Alerts, Crises, and DEFCONs

U.S. Shows of Force Became Routine During International Crises

Canadians Worried that U.S. Nuclear Armed Exercise Could Prompt Soviet Attack in 1959 Berlin Crisis

Part I: From the 1948 Berlin Crisis to the First DEFCON

Washington D.C., March 17, 2021 – During the 1950s and early 1960s, a remarkable number of crises arose during which U.S. leaders made threats, authorized nuclear weapons for use, and put strategic forces in a higher state of readiness, manifesting an almost reflexive reliance on displays of military force, according to a National Security Archive study posted today of declassified records, many published for the first time, on the use of alerts and the Defense Condition (DEFCON) system.   
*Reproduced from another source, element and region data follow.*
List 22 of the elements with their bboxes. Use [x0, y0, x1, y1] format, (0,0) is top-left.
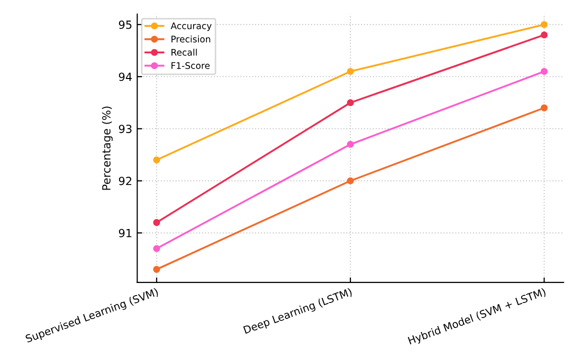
point: [153, 219, 160, 226]
point: [346, 177, 354, 184]
point: [540, 104, 548, 112]
y-tick-label: 91: [118, 228, 132, 238]
y-tick-label: 93: [118, 124, 132, 134]
point: [153, 266, 160, 273]
point: [346, 68, 354, 75]
y-tick-label: 95: [118, 20, 132, 29]
point: [540, 21, 548, 28]
y-axis-title: Percentage (%): [102, 106, 113, 190]
point: [153, 156, 160, 164]
point: [540, 68, 548, 75]
legend-label: Precision: [172, 35, 210, 42]
y-tick-label: 94: [118, 72, 132, 82]
legend-label: F1-Score: [172, 62, 210, 69]
point: [346, 99, 354, 106]
legend-label: Accuracy: [170, 22, 212, 31]
point: [153, 245, 160, 252]
y-tick-label: 92: [118, 176, 132, 186]
point: [540, 31, 548, 38]
legend-label: Recall: [172, 48, 197, 56]
point: [346, 140, 354, 148]
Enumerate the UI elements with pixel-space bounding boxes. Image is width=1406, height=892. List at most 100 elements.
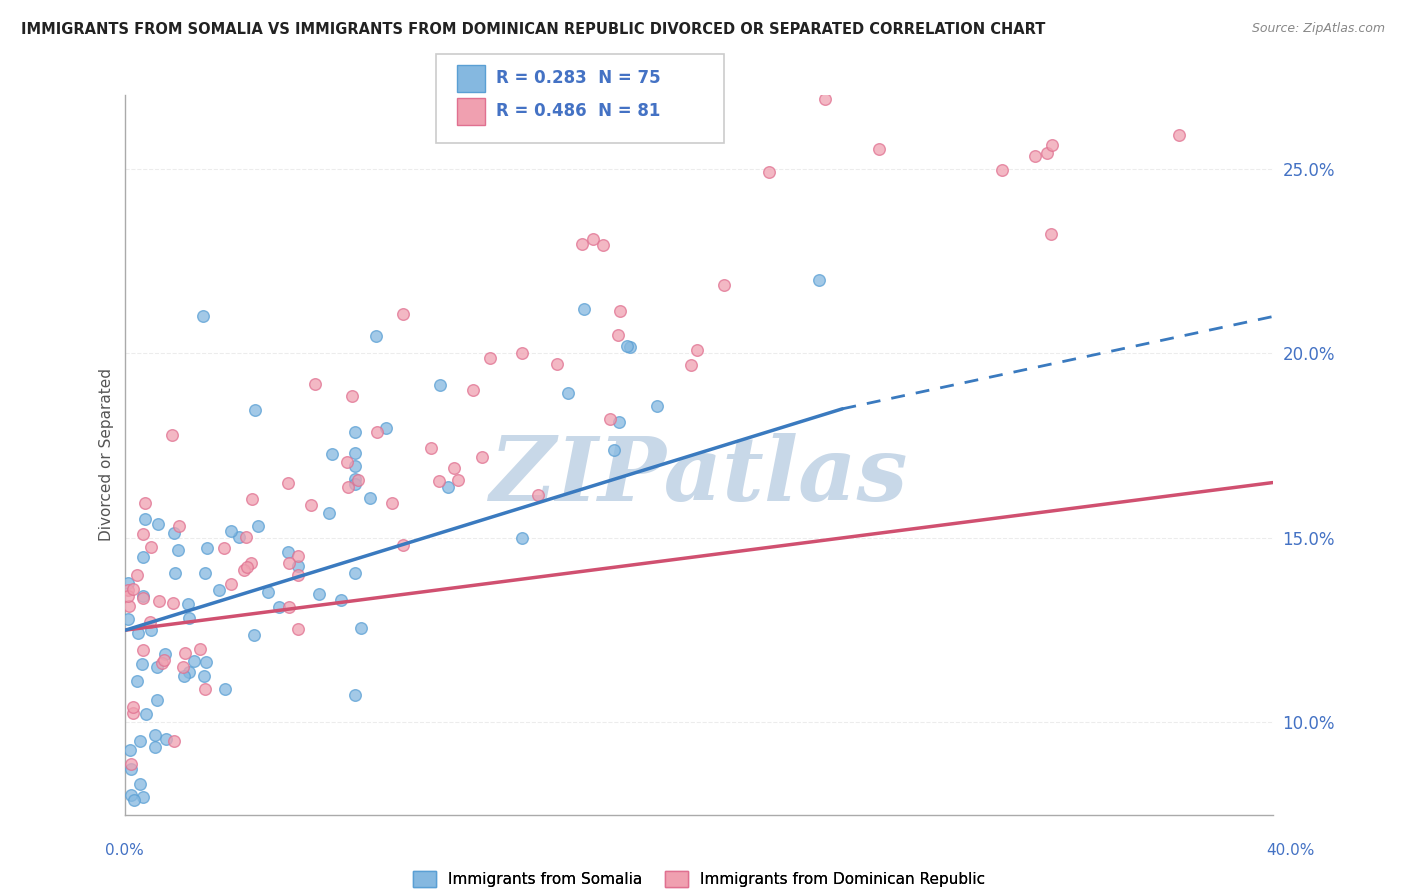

From Berlin in 1948 to Suez and Taiwan in the 1950s to Cuba in 1962, and Lebanon and Korea in the 1970s, the United States almost routinely put its armed forces, including the Strategic Air Command (SAC), on alert, ostensibly to deter adversaries or to support diplomatic objectives.  At times, the U.S. posture struck a nerve among its allies.  For example, State Department memos from 1959 report that Canadian officials were growing anxious that nuclear-armed SAC overflights might trigger an East-West war.   

Today’s posting, the first of two parts on the subject, features numerous documents that are being published for the first time – mainly declassified official internal histories – and that cover a variety of important strategic and procedural developments, including the creation of the DEFCON system in 1959.  It also documents the first use of the DEFCON system after the Paris Summit collapsed in May 1960 over the U-2 crisis.